Authored by Jesse Colombo via RealInvestmentAdvice.com,

It was another red day in the markets with the Dow dropping 608.01 points or 2.41% and the S&P 500 dropping 84.59 points or 3.09%, which means that both indices are now down for the year. As someone who is warning about a dangerous stock market bubble (please watch my presentation to learn more), market behavior like this makes me very concerned. Even more concerning is the fact that the major U.S. stock indices have broken below their important uptrend lines that have formed in early-2016. These uptrend lines have guided the U.S. stock market higher for the past couple years during the phase of the stock market bubble that occurred after President Donald Trump won the election (hence why I call it the “#MAGA [‘Make America Great Again’] trendline.” The breakdown of this trendline signifies a very important change of trend.

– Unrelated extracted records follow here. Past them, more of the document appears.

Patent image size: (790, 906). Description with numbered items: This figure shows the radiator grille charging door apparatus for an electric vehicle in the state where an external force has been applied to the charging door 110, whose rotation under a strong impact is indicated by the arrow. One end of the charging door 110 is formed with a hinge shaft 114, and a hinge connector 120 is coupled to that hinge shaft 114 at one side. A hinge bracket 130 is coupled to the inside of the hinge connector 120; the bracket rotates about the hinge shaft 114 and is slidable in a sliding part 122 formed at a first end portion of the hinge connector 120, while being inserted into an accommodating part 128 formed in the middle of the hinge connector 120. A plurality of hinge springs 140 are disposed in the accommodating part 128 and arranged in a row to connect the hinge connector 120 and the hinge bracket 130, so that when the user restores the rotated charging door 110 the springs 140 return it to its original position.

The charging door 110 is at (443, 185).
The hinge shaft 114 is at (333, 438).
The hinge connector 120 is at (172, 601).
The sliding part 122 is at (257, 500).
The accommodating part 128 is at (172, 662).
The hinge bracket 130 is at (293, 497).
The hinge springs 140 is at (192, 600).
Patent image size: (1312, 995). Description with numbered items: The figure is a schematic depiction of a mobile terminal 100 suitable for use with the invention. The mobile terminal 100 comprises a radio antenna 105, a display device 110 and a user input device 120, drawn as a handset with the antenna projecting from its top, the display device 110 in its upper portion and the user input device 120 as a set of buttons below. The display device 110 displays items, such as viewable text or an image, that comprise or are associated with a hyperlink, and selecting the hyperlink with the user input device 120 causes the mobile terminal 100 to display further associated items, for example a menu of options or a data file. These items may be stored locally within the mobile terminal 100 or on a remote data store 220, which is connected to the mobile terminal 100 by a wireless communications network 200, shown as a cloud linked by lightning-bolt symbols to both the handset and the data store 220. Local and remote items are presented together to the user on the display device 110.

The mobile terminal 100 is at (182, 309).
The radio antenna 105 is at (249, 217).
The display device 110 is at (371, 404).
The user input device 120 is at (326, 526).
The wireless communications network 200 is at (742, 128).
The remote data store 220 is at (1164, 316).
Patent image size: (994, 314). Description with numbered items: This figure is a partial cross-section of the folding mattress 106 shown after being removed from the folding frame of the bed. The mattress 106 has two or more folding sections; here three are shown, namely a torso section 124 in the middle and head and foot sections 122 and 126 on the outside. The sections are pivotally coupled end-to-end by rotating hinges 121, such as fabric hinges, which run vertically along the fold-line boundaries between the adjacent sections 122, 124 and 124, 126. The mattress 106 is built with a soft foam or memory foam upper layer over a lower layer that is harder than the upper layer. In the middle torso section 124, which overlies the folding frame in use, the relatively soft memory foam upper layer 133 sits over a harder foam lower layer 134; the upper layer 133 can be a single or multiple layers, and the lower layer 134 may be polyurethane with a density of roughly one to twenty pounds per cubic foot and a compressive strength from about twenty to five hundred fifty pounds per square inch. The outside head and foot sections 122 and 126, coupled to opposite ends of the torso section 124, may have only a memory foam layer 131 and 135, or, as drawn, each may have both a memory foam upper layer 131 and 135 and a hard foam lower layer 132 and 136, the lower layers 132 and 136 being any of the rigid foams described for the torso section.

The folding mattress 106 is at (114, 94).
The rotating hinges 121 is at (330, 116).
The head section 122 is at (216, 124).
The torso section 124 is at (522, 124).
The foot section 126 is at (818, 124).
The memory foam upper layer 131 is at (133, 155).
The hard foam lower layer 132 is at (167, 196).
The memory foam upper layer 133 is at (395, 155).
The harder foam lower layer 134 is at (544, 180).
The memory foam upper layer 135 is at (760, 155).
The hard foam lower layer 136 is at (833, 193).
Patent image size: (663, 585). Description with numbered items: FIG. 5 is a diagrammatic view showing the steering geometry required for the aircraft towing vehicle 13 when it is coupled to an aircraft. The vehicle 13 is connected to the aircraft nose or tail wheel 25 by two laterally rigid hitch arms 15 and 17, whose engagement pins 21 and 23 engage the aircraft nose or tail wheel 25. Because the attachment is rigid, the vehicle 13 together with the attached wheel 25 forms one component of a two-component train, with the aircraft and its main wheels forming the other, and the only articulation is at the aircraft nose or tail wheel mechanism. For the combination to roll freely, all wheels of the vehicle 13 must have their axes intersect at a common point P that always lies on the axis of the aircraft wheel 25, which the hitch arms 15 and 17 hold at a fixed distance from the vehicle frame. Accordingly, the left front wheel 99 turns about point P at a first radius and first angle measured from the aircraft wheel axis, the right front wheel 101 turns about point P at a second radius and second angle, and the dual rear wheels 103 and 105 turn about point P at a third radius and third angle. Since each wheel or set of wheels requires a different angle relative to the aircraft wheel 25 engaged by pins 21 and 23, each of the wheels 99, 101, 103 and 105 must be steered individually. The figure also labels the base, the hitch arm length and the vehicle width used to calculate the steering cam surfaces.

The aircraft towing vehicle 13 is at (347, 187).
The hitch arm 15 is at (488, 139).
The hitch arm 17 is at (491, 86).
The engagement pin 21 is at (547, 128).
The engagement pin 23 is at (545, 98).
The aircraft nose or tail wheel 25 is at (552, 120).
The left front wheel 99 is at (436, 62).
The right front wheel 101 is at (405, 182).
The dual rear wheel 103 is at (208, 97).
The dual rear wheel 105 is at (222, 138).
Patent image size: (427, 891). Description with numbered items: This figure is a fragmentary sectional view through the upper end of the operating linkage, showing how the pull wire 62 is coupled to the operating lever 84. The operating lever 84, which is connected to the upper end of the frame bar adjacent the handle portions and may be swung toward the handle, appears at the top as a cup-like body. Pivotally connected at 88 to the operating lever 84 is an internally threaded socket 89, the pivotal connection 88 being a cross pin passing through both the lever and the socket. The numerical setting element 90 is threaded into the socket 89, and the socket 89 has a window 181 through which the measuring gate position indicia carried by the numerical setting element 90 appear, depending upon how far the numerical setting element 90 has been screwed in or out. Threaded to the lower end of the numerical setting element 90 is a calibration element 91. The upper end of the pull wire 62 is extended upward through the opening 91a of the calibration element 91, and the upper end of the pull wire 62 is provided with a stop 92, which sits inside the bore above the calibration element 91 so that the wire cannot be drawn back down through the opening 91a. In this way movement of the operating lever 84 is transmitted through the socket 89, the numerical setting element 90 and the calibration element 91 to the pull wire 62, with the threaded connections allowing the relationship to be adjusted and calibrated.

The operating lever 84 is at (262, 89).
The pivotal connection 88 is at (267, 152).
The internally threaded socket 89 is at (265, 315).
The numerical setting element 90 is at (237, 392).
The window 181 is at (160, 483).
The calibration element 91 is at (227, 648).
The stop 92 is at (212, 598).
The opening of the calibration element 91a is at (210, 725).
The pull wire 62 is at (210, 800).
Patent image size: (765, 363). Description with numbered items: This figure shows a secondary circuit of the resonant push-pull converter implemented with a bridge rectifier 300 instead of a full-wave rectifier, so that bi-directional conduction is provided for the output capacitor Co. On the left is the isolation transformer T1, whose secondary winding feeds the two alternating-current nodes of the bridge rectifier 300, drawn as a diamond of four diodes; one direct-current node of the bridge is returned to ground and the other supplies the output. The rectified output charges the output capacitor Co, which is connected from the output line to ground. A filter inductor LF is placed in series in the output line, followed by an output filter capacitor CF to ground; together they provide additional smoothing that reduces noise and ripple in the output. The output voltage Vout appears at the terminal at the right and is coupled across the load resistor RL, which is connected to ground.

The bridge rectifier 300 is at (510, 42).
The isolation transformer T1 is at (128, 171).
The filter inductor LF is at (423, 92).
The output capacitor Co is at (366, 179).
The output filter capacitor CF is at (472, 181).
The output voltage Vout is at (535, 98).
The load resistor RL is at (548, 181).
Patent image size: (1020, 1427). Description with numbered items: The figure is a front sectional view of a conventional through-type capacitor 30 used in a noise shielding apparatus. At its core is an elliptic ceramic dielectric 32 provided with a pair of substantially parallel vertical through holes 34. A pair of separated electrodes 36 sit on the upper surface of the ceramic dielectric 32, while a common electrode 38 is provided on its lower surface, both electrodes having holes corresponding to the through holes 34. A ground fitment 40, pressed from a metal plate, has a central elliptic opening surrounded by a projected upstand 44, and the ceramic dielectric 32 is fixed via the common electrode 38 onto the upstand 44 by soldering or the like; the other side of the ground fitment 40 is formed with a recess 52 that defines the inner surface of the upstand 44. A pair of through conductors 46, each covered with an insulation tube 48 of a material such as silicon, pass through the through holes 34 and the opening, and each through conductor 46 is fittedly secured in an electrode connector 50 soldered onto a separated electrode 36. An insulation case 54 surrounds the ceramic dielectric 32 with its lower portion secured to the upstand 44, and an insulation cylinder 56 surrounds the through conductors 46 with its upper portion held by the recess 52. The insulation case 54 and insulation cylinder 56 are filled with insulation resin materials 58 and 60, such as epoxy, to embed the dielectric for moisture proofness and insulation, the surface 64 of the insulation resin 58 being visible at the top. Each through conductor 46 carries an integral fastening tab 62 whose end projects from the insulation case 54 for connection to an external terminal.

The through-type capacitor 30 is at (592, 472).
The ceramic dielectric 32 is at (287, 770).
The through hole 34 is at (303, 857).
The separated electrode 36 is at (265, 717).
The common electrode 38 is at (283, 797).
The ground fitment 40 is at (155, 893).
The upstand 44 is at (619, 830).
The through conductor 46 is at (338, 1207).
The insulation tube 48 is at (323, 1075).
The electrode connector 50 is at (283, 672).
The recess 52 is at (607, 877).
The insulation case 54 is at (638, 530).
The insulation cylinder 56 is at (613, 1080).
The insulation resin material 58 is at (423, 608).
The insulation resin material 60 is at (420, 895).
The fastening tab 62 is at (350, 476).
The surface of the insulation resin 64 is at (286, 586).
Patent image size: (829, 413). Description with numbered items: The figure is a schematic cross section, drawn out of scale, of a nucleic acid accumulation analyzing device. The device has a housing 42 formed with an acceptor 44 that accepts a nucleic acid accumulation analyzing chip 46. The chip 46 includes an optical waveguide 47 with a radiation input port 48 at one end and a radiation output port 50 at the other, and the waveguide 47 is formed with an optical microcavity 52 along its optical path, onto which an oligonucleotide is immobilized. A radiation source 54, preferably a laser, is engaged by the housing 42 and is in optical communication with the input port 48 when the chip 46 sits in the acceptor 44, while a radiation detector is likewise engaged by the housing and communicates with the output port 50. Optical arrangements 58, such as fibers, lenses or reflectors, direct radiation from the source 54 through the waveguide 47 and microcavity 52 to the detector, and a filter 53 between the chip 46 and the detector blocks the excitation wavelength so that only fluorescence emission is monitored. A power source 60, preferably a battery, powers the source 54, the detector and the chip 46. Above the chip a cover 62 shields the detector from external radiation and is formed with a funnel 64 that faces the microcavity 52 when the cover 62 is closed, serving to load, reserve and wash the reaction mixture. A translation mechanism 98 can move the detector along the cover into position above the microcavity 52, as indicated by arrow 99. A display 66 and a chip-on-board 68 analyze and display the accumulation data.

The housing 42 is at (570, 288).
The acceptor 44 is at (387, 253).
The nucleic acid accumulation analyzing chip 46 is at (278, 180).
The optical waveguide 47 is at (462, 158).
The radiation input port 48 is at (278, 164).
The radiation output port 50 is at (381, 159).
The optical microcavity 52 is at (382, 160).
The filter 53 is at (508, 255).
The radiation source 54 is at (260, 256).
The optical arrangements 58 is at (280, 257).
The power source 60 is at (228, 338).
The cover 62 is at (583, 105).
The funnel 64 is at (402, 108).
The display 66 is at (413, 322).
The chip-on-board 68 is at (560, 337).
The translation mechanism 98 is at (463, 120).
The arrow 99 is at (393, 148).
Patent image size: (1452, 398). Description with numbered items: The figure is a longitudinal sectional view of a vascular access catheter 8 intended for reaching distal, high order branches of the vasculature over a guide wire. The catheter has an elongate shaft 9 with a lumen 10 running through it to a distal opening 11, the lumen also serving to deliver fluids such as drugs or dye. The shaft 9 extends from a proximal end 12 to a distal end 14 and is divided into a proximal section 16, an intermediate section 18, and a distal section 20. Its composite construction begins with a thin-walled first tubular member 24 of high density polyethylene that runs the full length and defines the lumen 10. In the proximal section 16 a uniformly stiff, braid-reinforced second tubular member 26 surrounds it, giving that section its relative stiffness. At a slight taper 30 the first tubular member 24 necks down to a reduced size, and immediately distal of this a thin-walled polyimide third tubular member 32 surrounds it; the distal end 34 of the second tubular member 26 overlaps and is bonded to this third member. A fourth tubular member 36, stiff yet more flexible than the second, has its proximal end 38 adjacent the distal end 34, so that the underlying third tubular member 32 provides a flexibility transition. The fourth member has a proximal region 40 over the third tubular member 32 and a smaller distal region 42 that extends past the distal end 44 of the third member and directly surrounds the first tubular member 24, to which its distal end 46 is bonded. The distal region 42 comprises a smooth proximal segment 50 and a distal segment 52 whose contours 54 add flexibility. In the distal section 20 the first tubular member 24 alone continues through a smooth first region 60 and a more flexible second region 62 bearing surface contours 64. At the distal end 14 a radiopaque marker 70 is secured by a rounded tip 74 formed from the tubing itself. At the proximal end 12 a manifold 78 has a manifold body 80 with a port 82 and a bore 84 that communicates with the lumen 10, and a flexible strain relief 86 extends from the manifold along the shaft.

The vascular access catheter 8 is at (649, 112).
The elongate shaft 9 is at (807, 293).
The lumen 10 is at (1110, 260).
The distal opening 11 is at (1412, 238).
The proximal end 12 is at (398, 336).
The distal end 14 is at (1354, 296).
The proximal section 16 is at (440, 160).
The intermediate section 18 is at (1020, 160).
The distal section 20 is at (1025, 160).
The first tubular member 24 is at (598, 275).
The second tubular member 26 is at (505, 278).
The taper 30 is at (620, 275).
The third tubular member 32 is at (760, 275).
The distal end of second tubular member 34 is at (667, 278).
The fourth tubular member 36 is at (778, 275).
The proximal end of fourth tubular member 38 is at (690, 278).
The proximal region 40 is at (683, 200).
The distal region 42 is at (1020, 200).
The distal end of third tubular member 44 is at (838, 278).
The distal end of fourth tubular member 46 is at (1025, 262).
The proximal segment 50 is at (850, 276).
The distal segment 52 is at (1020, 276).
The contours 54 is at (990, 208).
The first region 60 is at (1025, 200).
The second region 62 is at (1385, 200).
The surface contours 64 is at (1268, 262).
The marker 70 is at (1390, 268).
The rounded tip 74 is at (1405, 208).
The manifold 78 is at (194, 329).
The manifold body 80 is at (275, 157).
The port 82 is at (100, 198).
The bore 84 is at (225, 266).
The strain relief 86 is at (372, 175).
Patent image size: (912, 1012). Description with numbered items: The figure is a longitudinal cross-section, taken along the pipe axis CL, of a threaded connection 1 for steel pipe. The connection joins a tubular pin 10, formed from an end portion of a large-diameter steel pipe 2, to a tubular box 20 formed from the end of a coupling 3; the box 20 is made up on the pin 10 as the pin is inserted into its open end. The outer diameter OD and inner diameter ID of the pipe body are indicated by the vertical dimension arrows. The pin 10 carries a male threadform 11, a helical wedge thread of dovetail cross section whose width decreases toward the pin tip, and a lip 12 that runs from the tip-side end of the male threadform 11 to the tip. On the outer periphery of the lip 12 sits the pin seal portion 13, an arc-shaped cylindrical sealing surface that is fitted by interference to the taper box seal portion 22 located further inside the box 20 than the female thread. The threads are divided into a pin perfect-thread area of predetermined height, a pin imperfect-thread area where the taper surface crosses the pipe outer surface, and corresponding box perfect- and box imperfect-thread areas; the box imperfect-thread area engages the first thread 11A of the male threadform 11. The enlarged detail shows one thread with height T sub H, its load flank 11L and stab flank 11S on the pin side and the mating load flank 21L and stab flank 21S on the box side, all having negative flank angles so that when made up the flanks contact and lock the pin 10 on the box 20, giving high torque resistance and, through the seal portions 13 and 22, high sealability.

Today’s sell-off caused the S&P 500 to break below its uptrend line that began in early-2016. For further confirmation, I want to see if the index stays beneath this level by the close of trading on Friday. The next major technical support and price target to watch is the 2,550 to 2,600 support zone that formed at the lows earlier this year.

Unlike the S&P 500, the Dow Jones Industrial Average has not yet broken below its key uptrend line. If the Dow closes below this uptrend line in a convincing manner on the weekly chart (possibly in the next couple days if the sell-off continues), the next important support level and price target to watch is the 23,250 to 23,500 zone that formed in early-2018.

The Nasdaq Composite index broke below its #MAGA rally trendline for the first time today. Assuming the index closes below this trendline by the end of trading on Friday, the next price target to watch is the 6,600 to 6,800 support zone that formed earlier this year.

The small cap Russell 2000 index broke below its uptrend line two weeks ago and has hit the 1,425 to 1,475 support zone and price target that formed in late-2017 and early-2018. If the index breaks below this support zone, it would give another bearish signal.

To put it simply, major trendline breakdowns like the one that occurred yesterday are not what you want to see if you’re a stock market bull. I want to see if the indices discussed are able to close at their current levels or below on a weekly basis by the end of trading on Friday to give a more definite signal. Assuming the recent trendline breakdowns hold, the next price target I’m watching is the support zones that were created at the lows of the early-2018 sell-off. If those supports eventually give way, even further bearish action is very likely.